Le projet, soutenu par les sénateurs centristes et le gouvernement, est débattu à un moment où les tensions sont palpables entre les différentes forces politiques. Si une majorité de Français se dit favorable, les syndicats et la gauche sont fermement opposés au texte, notamment en raison des risques de dérégulation des droits des travailleurs.
Les discussions se sont intensifiées après l'adoption de la loi au Sénat l'été dernier. Le ministre du Travail, Jean-Pierre Farandou, a rappelé l'importance de sécuriser le cadre législatif tout en respectant l'héritage historique du jour de la fête des travailleurs.
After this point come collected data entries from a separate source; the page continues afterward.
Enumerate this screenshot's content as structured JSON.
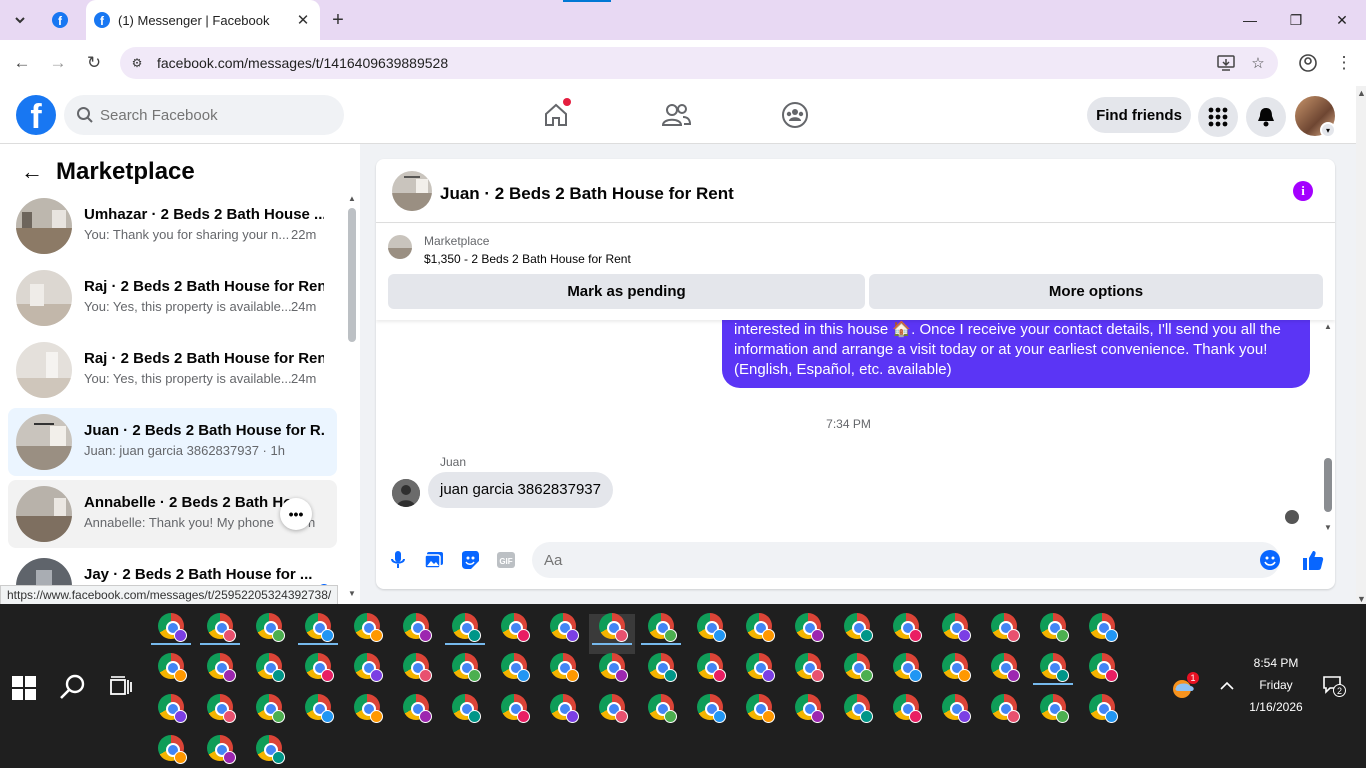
{
  "browser": {
    "tab_title": "(1) Messenger | Facebook",
    "url": "facebook.com/messages/t/1416409639889528",
    "status_url": "https://www.facebook.com/messages/t/25952205324392738/"
  },
  "header": {
    "logo_letter": "f",
    "search_placeholder": "Search Facebook",
    "find_friends_label": "Find friends"
  },
  "sidebar": {
    "title": "Marketplace",
    "conversations": [
      {
        "name": "Umhazar · 2 Beds 2 Bath House ...",
        "snippet": "You: Thank you for sharing your n...",
        "time": "22m"
      },
      {
        "name": "Raj · 2 Beds 2 Bath House for Rent",
        "snippet": "You: Yes, this property is available...",
        "time": "24m"
      },
      {
        "name": "Raj · 2 Beds 2 Bath House for Rent",
        "snippet": "You: Yes, this property is available...",
        "time": "24m"
      },
      {
        "name": "Juan · 2 Beds 2 Bath House for R...",
        "snippet": "Juan: juan garcia 3862837937 · 1h",
        "time": ""
      },
      {
        "name": "Annabelle · 2 Beds 2 Bath Ho...",
        "snippet": "Annabelle: Thank you! My phone",
        "time": "h"
      },
      {
        "name": "Jay · 2 Beds 2 Bath House for ...",
        "snippet": "",
        "time": ""
      }
    ],
    "more_options_glyph": "•••"
  },
  "chat": {
    "title": "Juan · 2 Beds 2 Bath House for Rent",
    "info_glyph": "i",
    "marketplace_label": "Marketplace",
    "listing": "$1,350 - 2 Beds 2 Bath House for Rent",
    "mark_pending_label": "Mark as pending",
    "more_options_label": "More options",
    "outgoing_message": "Yes, this property is available 😊. Please share your contact number 📞 if you're interested in this house 🏠. Once I receive your contact details, I'll send you all the information and arrange a visit today or at your earliest convenience. Thank you! (English, Español, etc. available)",
    "timestamp": "7:34 PM",
    "sender_name": "Juan",
    "incoming_message": "juan garcia 3862837937",
    "composer_placeholder": "Aa",
    "gif_label": "GIF"
  },
  "taskbar": {
    "time": "8:54 PM",
    "day": "Friday",
    "date": "1/16/2026",
    "weather_badge": "1",
    "notification_count": "2"
  },
  "colors": {
    "facebook_blue": "#1877f2",
    "messenger_purple": "#5b35f5",
    "info_purple": "#a400ff",
    "selected_row": "#ebf5ff",
    "tabstrip": "#e8d9f3"
  },
  "icons": [
    "chevron-down-icon",
    "facebook-icon",
    "close-icon",
    "plus-icon",
    "minimize-icon",
    "restore-icon",
    "back-icon",
    "forward-icon",
    "reload-icon",
    "tune-icon",
    "install-icon",
    "star-icon",
    "profile-icon",
    "kebab-icon",
    "search-icon",
    "home-icon",
    "friends-icon",
    "groups-icon",
    "menu-grid-icon",
    "bell-icon",
    "arrow-left-icon",
    "info-icon",
    "mic-icon",
    "photo-icon",
    "sticker-icon",
    "gif-icon",
    "emoji-icon",
    "like-icon",
    "windows-icon",
    "task-view-icon",
    "chrome-icon"
  ]
}
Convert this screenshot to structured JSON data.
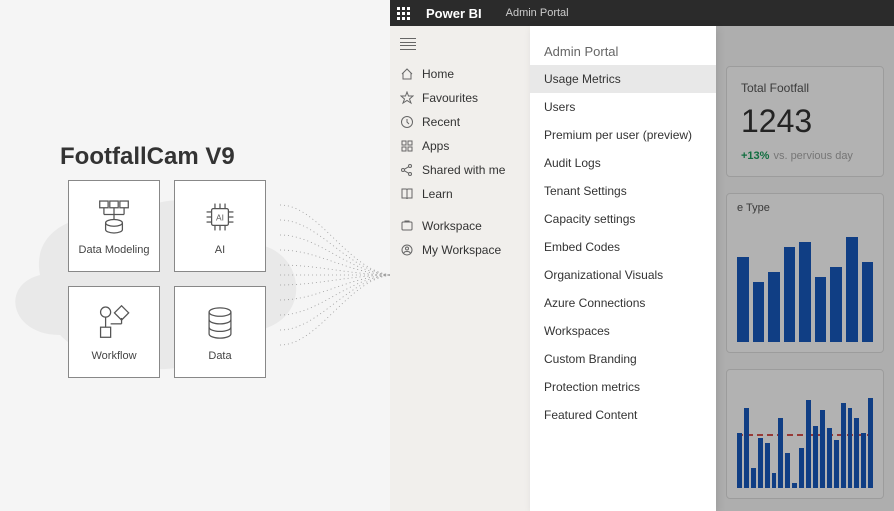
{
  "product_title": "FootfallCam V9",
  "tiles": [
    {
      "label": "Data Modeling"
    },
    {
      "label": "AI"
    },
    {
      "label": "Workflow"
    },
    {
      "label": "Data"
    }
  ],
  "topbar": {
    "brand": "Power BI",
    "breadcrumb": "Admin Portal"
  },
  "sidebar": {
    "items": [
      {
        "label": "Home",
        "icon": "home-icon"
      },
      {
        "label": "Favourites",
        "icon": "star-icon"
      },
      {
        "label": "Recent",
        "icon": "clock-icon"
      },
      {
        "label": "Apps",
        "icon": "apps-icon"
      },
      {
        "label": "Shared with me",
        "icon": "share-icon"
      },
      {
        "label": "Learn",
        "icon": "book-icon"
      }
    ],
    "items2": [
      {
        "label": "Workspace",
        "icon": "workspace-icon"
      },
      {
        "label": "My Workspace",
        "icon": "my-workspace-icon"
      }
    ]
  },
  "admin": {
    "title": "Admin Portal",
    "items": [
      "Usage Metrics",
      "Users",
      "Premium per user (preview)",
      "Audit Logs",
      "Tenant Settings",
      "Capacity settings",
      "Embed Codes",
      "Organizational Visuals",
      "Azure Connections",
      "Workspaces",
      "Custom Branding",
      "Protection metrics",
      "Featured Content"
    ],
    "active_index": 0
  },
  "dashboard": {
    "card1_title": "Total Footfall",
    "card1_value": "1243",
    "card1_pct": "+13%",
    "card1_vs": "vs. pervious day",
    "chart1_label": "e Type"
  },
  "chart_data": [
    {
      "type": "bar",
      "title": "e Type",
      "values": [
        85,
        60,
        70,
        95,
        100,
        65,
        75,
        105,
        80
      ],
      "ylim": [
        0,
        110
      ]
    },
    {
      "type": "bar",
      "values": [
        55,
        80,
        20,
        50,
        45,
        15,
        70,
        35,
        5,
        40,
        88,
        62,
        78,
        60,
        48,
        85,
        80,
        70,
        55,
        90
      ],
      "threshold": 45,
      "ylim": [
        0,
        90
      ]
    }
  ]
}
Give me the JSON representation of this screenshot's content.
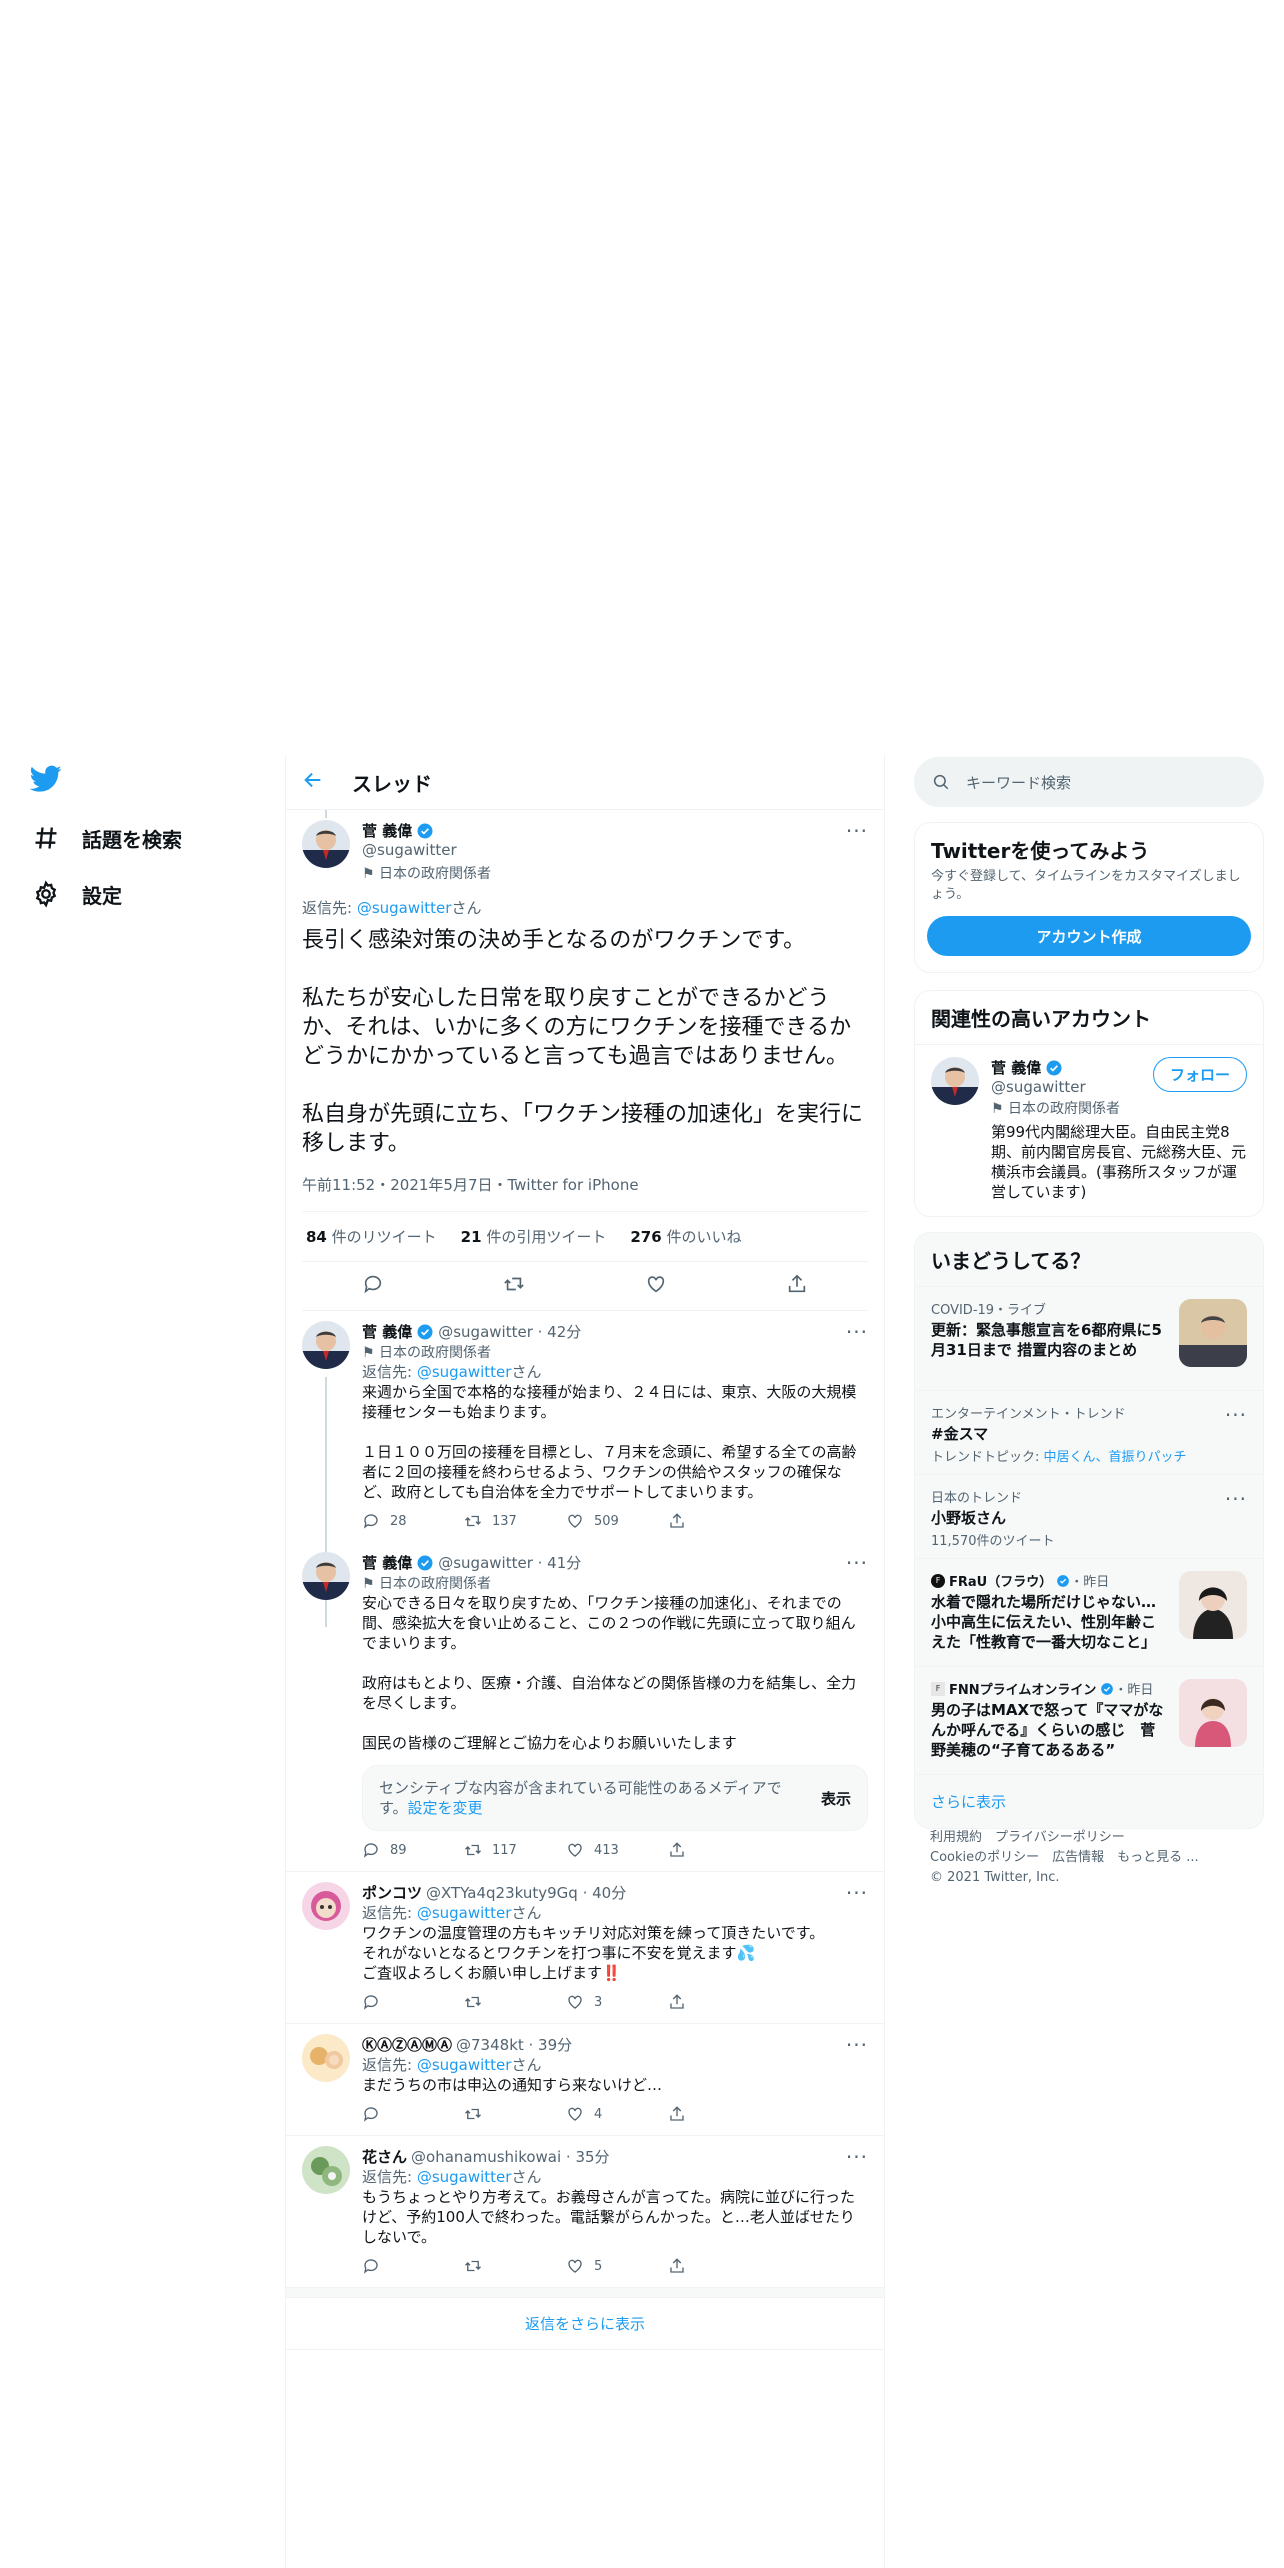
{
  "nav": {
    "explore": "話題を検索",
    "settings": "設定"
  },
  "header": {
    "title": "スレッド"
  },
  "main_tweet": {
    "name": "菅 義偉",
    "handle": "@sugawitter",
    "label": "日本の政府関係者",
    "reply_prefix": "返信先: ",
    "reply_handle": "@sugawitter",
    "reply_suffix": "さん",
    "text": "長引く感染対策の決め手となるのがワクチンです。\n\n私たちが安心した日常を取り戻すことができるかどうか、それは、いかに多くの方にワクチンを接種できるかどうかにかかっていると言っても過言ではありません。\n\n私自身が先頭に立ち、「ワクチン接種の加速化」を実行に移します。",
    "meta": "午前11:52・2021年5月7日・Twitter for iPhone",
    "retweets_count": "84",
    "retweets_label": "件のリツイート",
    "quotes_count": "21",
    "quotes_label": "件の引用ツイート",
    "likes_count": "276",
    "likes_label": "件のいいね"
  },
  "replies": [
    {
      "name": "菅 義偉",
      "handle": "@sugawitter · 42分",
      "label": "日本の政府関係者",
      "reply_prefix": "返信先: ",
      "reply_handle": "@sugawitter",
      "reply_suffix": "さん",
      "text": "来週から全国で本格的な接種が始まり、２４日には、東京、大阪の大規模接種センターも始まります。\n\n１日１００万回の接種を目標とし、７月末を念頭に、希望する全ての高齢者に２回の接種を終わらせるよう、ワクチンの供給やスタッフの確保など、政府としても自治体を全力でサポートしてまいります。",
      "replies": "28",
      "retweets": "137",
      "likes": "509"
    },
    {
      "name": "菅 義偉",
      "handle": "@sugawitter · 41分",
      "label": "日本の政府関係者",
      "text": "安心できる日々を取り戻すため、「ワクチン接種の加速化」、それまでの間、感染拡大を食い止めること、この２つの作戦に先頭に立って取り組んでまいります。\n\n政府はもとより、医療・介護、自治体などの関係皆様の力を結集し、全力を尽くします。\n\n国民の皆様のご理解とご協力を心よりお願いいたします",
      "sensitive_text": "センシティブな内容が含まれている可能性のあるメディアです。",
      "sensitive_link": "設定を変更",
      "sensitive_show": "表示",
      "replies": "89",
      "retweets": "117",
      "likes": "413"
    },
    {
      "name": "ポンコツ",
      "handle": "@XTYa4q23kuty9Gq · 40分",
      "reply_prefix": "返信先: ",
      "reply_handle": "@sugawitter",
      "reply_suffix": "さん",
      "text": "ワクチンの温度管理の方もキッチリ対応対策を練って頂きたいです。\nそれがないとなるとワクチンを打つ事に不安を覚えます💦\nご査収よろしくお願い申し上げます‼️",
      "replies": "",
      "retweets": "",
      "likes": "3"
    },
    {
      "name": "ⓀⒶⓏⒶⓂⒶ",
      "handle": "@7348kt · 39分",
      "reply_prefix": "返信先: ",
      "reply_handle": "@sugawitter",
      "reply_suffix": "さん",
      "text": "まだうちの市は申込の通知すら来ないけど…",
      "replies": "",
      "retweets": "",
      "likes": "4"
    },
    {
      "name": "花さん",
      "handle": "@ohanamushikowai · 35分",
      "reply_prefix": "返信先: ",
      "reply_handle": "@sugawitter",
      "reply_suffix": "さん",
      "text": "もうちょっとやり方考えて。お義母さんが言ってた。病院に並びに行ったけど、予約100人で終わった。電話繋がらんかった。と…老人並ばせたりしないで。",
      "replies": "",
      "retweets": "",
      "likes": "5"
    }
  ],
  "more_replies": "返信をさらに表示",
  "search": {
    "placeholder": "キーワード検索"
  },
  "signup": {
    "title": "Twitterを使ってみよう",
    "desc": "今すぐ登録して、タイムラインをカスタマイズしましょう。",
    "button": "アカウント作成"
  },
  "relevant": {
    "title": "関連性の高いアカウント",
    "name": "菅 義偉",
    "handle": "@sugawitter",
    "label": "日本の政府関係者",
    "follow": "フォロー",
    "bio": "第99代内閣総理大臣。自由民主党8期、前内閣官房長官、元総務大臣、元横浜市会議員。(事務所スタッフが運営しています)"
  },
  "trends": {
    "title": "いまどうしてる？",
    "items": [
      {
        "cat": "COVID-19・ライブ",
        "title": "更新：緊急事態宣言を6都府県に5月31日まで 措置内容のまとめ"
      },
      {
        "cat": "エンターテインメント・トレンド",
        "title": "#金スマ",
        "sub_prefix": "トレンドトピック: ",
        "sub_links": "中居くん、首振りパッチ"
      },
      {
        "cat": "日本のトレンド",
        "title": "小野坂さん",
        "sub": "11,570件のツイート"
      },
      {
        "source": "FRaU（フラウ）",
        "time": "・昨日",
        "title": "水着で隠れた場所だけじゃない…小中高生に伝えたい、性別年齢こえた「性教育で一番大切なこと」"
      },
      {
        "source": "FNNプライムオンライン",
        "time": "・昨日",
        "title": "男の子はMAXで怒って『ママがなんか呼んでる』くらいの感じ　菅野美穂の“子育てあるある”"
      }
    ],
    "more": "さらに表示"
  },
  "footer": {
    "line1": "利用規約　プライバシーポリシー",
    "line2": "Cookieのポリシー　広告情報　もっと見る ...",
    "line3": "© 2021 Twitter, Inc."
  },
  "colors": {
    "accent": "#1d9bf0",
    "like_red": "#e0245e"
  }
}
La loi stipule que seuls les salariés "volontaires" pourront travailler ce jour-là, avec une rémunération doublée. "Refuser de travailler ne sera pas considéré comme une faute", a-t-il précisé.
L'ancien Premier ministre Gabriel Attal a tenté de mobiliser l'opinion publique en lançant une pétition, mais ses arguments sont critiqués comme erronés par des figures syndicales de premier plan. Ainsi, Sophie Binet, la secrétaire générale de la CGT, a qualifié ses affirmations de "mensonge sur mensonge".
"Si cette loi est adoptée, elle permettrait de faire travailler 1,4 million de salariés en plus le 1er mai", a souligné Sophie Binet lors d'un entretien avec Sud Ouest, remettant en question la notion même de "volontariat".
Vers une réalité inédite
Le texte vise à clarifier les règles pour des secteurs particuliers tels que les boulangeries, les boucherie et autres commerces de proximité. Il exclut cependant la grande distribution, une exclusion qui a fait l'objet de critiques de la part des syndicats.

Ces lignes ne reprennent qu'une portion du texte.